Privacy

Protecting the privacy of users’ data is our organizing principle.

Ensuring Consent

We regard getting consent and full transparency as critical—every app organization we work with must get user consent to acquire location data.

Keeping It Private

We never collect personally identifiable information like names or email addresses using our sensor-intelligence technology—it collects only limited data and optional survey responses linkable to the user’s device. We also obfuscate data—for example, a user’s likely home Wi-Fi access points—for added privacy.

Masking Sensitive Data

We designed our service to ignore records of visits to points of interest that we recognize as sensitive, like locations we recognize as hospitals, doctors’ offices, or places of worship.

Frequently Asked Questions

How is user privacy protected?

We take user privacy very, very seriously. These are the tenets that define our handling of user data:

  1. Participating apps must get user consent to acquire location data.
  2. We do not collect any PII (Personally Identifiable Information) like names or email addresses using our SDK — only limited data and optional survey responses linkable to devices.
  3. Our SDK encrypts transmissions of sensor data to our servers, and we encrypt sensor data while at rest on our servers.
  4. We proactively obfuscate certain data to help us avoid inadvertently collecting PII. As an example, we obfuscate a user’s likely home Wi-Fi access-point names, as they might include the user’s family name.
  5. If we determine that a location is likely a user’s home (based on visit data), precise home location is stored only on the user’s phone and not on our servers.
  6. A user’s location data collected near their likely home is obfuscated before storage on our servers to maintain privacy.
  7. We obfuscate POI inferences for visits to locations that we recognize as sensitive, such as locations we recognize as hospitals, doctors’ offices, and places of worship.
  8. We do not collect advertising IDs if the user has enabled the global interest-based advertising opt-out option on their device.
  9. Our current SDK sends us data only from devices located in North America.
Why does Sense360 collect data?

We collect sensor data, along with optional user survey data, across multiple devices and apps to create marketing and analytics reports and research datasets that help companies understand their customers better.

We also provide mobile app developers with tools to create smarter apps and use sensor and survey data to improve our product.

What data does Sense360 collect?

We collect sensor and device data, which includes location, Wi-Fi information, accelerometer, barometer, gyroscope, magnetometer, activity, pedometer, and lists of installed apps, as well as advertising IDs on Android and iOS devices, related third-party device data, and user surveys to generate better marketing and analytics reports. We also purchase anonymized data from third parties, such as consumer transaction and location data that is not linked to any individual.
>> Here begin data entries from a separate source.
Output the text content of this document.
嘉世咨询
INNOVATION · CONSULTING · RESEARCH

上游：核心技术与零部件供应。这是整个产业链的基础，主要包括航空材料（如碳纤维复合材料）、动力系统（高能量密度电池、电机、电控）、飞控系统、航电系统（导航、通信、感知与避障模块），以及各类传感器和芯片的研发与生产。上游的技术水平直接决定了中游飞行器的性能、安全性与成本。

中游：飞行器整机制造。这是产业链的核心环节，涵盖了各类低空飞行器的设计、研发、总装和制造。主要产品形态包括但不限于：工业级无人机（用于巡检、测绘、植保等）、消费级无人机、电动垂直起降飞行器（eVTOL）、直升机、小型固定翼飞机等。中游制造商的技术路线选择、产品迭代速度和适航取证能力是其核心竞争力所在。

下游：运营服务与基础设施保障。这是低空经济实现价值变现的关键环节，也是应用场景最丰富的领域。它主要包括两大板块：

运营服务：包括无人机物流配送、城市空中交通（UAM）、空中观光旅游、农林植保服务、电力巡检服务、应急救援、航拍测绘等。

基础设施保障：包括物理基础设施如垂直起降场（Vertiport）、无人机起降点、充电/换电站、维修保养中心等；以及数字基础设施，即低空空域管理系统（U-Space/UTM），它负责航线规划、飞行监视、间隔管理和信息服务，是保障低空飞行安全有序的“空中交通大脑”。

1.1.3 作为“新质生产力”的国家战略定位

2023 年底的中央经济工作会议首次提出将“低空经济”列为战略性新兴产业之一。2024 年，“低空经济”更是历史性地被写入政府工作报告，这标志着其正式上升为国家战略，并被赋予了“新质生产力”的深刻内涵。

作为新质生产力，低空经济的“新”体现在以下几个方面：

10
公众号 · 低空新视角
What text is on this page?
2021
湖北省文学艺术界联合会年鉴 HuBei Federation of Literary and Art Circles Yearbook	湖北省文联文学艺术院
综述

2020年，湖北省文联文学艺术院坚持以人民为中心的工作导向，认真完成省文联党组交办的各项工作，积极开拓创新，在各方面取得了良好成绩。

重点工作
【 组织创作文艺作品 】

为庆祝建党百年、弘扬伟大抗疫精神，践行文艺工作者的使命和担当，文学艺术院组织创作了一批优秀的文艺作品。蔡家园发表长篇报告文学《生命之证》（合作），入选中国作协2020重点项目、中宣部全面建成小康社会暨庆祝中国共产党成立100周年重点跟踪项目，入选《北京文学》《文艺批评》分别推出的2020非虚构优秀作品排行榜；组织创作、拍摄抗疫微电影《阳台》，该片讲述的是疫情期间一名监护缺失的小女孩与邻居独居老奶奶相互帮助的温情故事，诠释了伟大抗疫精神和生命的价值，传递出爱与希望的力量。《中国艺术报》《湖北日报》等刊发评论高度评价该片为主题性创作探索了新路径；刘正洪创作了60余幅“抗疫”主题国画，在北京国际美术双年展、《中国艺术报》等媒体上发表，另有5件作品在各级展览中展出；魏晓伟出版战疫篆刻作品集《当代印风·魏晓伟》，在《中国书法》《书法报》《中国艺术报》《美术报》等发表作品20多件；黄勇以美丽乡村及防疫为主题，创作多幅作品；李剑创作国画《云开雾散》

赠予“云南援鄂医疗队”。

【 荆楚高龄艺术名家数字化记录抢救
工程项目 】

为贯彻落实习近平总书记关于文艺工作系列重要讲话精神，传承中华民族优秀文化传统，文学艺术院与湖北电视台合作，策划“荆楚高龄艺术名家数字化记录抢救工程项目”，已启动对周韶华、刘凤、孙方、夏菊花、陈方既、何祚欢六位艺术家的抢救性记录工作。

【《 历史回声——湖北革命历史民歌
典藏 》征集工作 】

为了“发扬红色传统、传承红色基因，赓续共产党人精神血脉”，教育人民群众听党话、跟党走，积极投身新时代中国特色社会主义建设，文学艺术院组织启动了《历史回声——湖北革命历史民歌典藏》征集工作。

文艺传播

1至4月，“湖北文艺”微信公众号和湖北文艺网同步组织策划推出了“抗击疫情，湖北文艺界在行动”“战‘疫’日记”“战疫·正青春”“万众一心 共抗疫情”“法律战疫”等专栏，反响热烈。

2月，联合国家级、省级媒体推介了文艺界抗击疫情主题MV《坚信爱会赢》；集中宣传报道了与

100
We do not collect PII (Personally Identifiable Information) like names or email addresses through our SDK. We do not collect advertising IDs if the user has enabled the global interest-based advertising opt-out option on their device.

For more information on what data we collect, visit our blog post.
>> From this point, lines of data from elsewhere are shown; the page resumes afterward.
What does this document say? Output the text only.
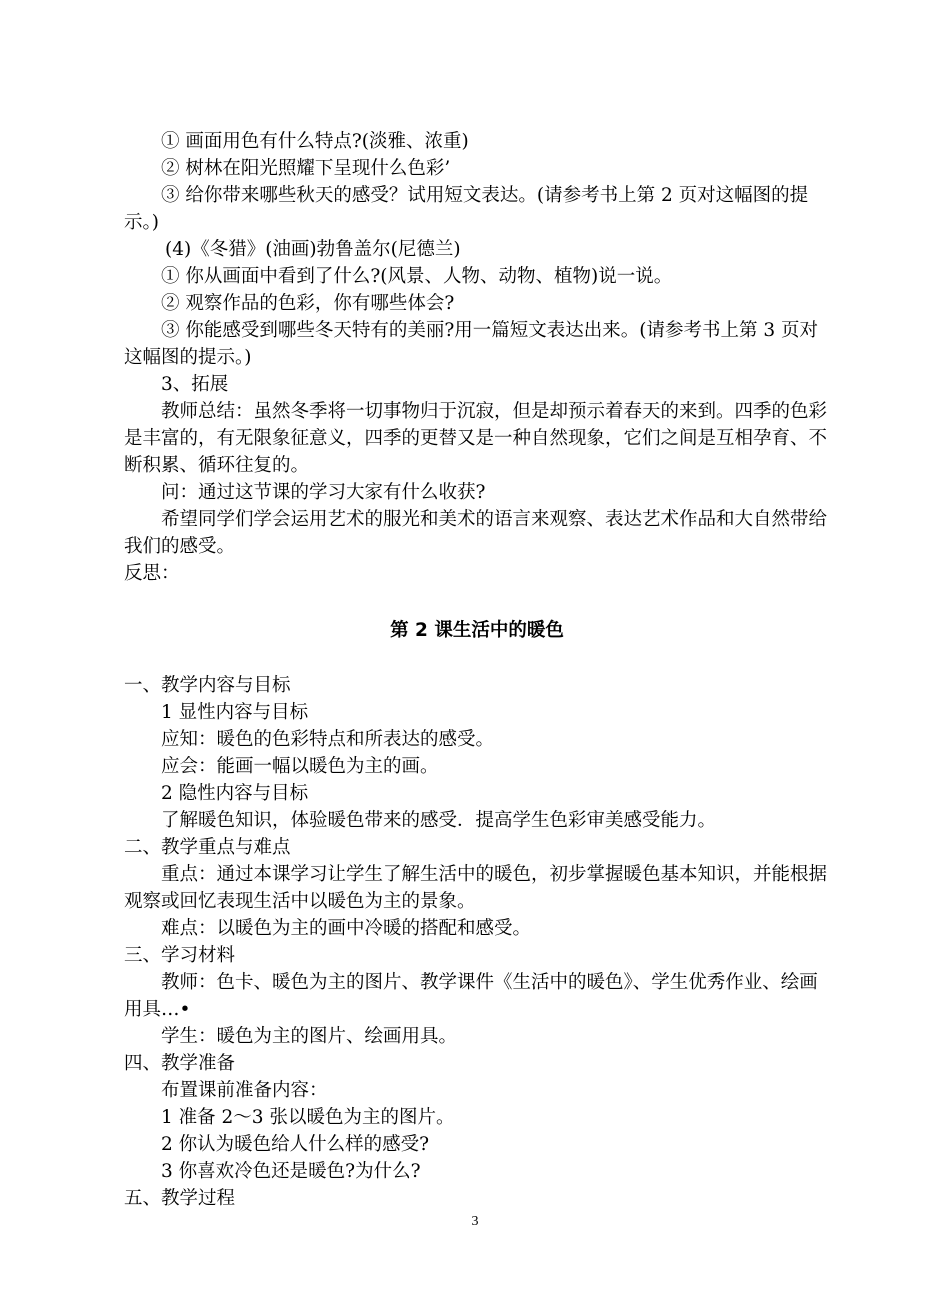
① 画面用色有什么特点?(淡雅、浓重)
② 树林在阳光照耀下呈现什么色彩’
③ 给你带来哪些秋天的感受？试用短文表达。(请参考书上第 2 页对这幅图的提示。)
(4)《冬猎》(油画)勃鲁盖尔(尼德兰)
① 你从画面中看到了什么?(风景、人物、动物、植物)说一说。
② 观察作品的色彩，你有哪些体会?
③ 你能感受到哪些冬天特有的美丽?用一篇短文表达出来。(请参考书上第 3 页对这幅图的提示。)
3、拓展
教师总结：虽然冬季将一切事物归于沉寂，但是却预示着春天的来到。四季的色彩是丰富的，有无限象征意义，四季的更替又是一种自然现象，它们之间是互相孕育、不断积累、循环往复的。
问：通过这节课的学习大家有什么收获?
希望同学们学会运用艺术的服光和美术的语言来观察、表达艺术作品和大自然带给我们的感受。
反思：
第 2 课生活中的暖色
一、教学内容与目标
1 显性内容与目标
应知：暖色的色彩特点和所表达的感受。
应会：能画一幅以暖色为主的画。
2 隐性内容与目标
了解暖色知识，体验暖色带来的感受．提高学生色彩审美感受能力。
二、教学重点与难点
重点：通过本课学习让学生了解生活中的暖色，初步掌握暖色基本知识，并能根据观察或回忆表现生活中以暖色为主的景象。
难点：以暖色为主的画中冷暖的搭配和感受。
三、学习材料
教师：色卡、暖色为主的图片、教学课件《生活中的暖色》、学生优秀作业、绘画用具…•
学生：暖色为主的图片、绘画用具。
四、教学准备
布置课前准备内容：
1 准备 2～3 张以暖色为主的图片。
2 你认为暖色给人什么样的感受?
3 你喜欢冷色还是暖色?为什么?
五、教学过程
3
From whom is the data collected?

We collect data from our app partners who use our technology to enhance their analytics and/or to help them build more personalized and smarter experiences. In some cases, we may offer partners discounts or payments.

We collect optional survey data from users who choose to participate in them.

We also collect some device and transaction data from third parties to help generate our marketing and analytics reports.

Our current SDK sends us data only from devices located in North America and does not send us any data when a device is outside North America. If you are concerned about compliance with the European Union General Data Protection Regulation (GDPR), rest assured that our current SDK does not send us any data from devices located in the EU (or anywhere else outside North America).

What requirements do you have of app partners?

Partners that work with us must:

  1. Get consent from their users for the data they collect
  2. Clearly state in their privacy policy that they will share the data
  3. Not include PII data like names and email addresses in the raw sensor data files they send to us
How does Sense360 avoid using sensitive data?

We designed our service to ignore records of visits to points of interest that we recognize as sensitive, like locations we recognize as hospitals, doctors’ offices, or places of worship.  Although our files will still contain raw location data, we ignore those sensitive visits for purposes of our data services. We do this by treating them all as visits to generic, unspecified, irrelevant locations – not to identified location categories (which is what we do for visits to non-sensitive locations, such as restaurants). For this reason, visits to the locations we recognize as sensitive do not impact our profile of the device user.

How does Sense360 make money?

We use some of the data we collect across multiple devices and apps to provide consumer reports and research datasets to our partners. These reports combine data from multiple apps. They do not contain any foot traffic or transaction card data about specific users, and these data points are shown only in general and aggregated form to analyze trends in consumer behaviors.  Data points collected from surveys can be shared in individual form after identifying information is removed. In special cases, we provide an additional service to help a customer understand data collected through the customer’s app about the customer’s own users (such as help interpreting the location data collected through the customer’s app); in these cases, we may include individual data about the specific users or devices (such as that the location data collected in the customer’s app indicates that the user likely visited a particular brand restaurant), but not any data collected about those users or devices from our other customers. The service does not include providing any information about visits to locations we recognize as sensitive.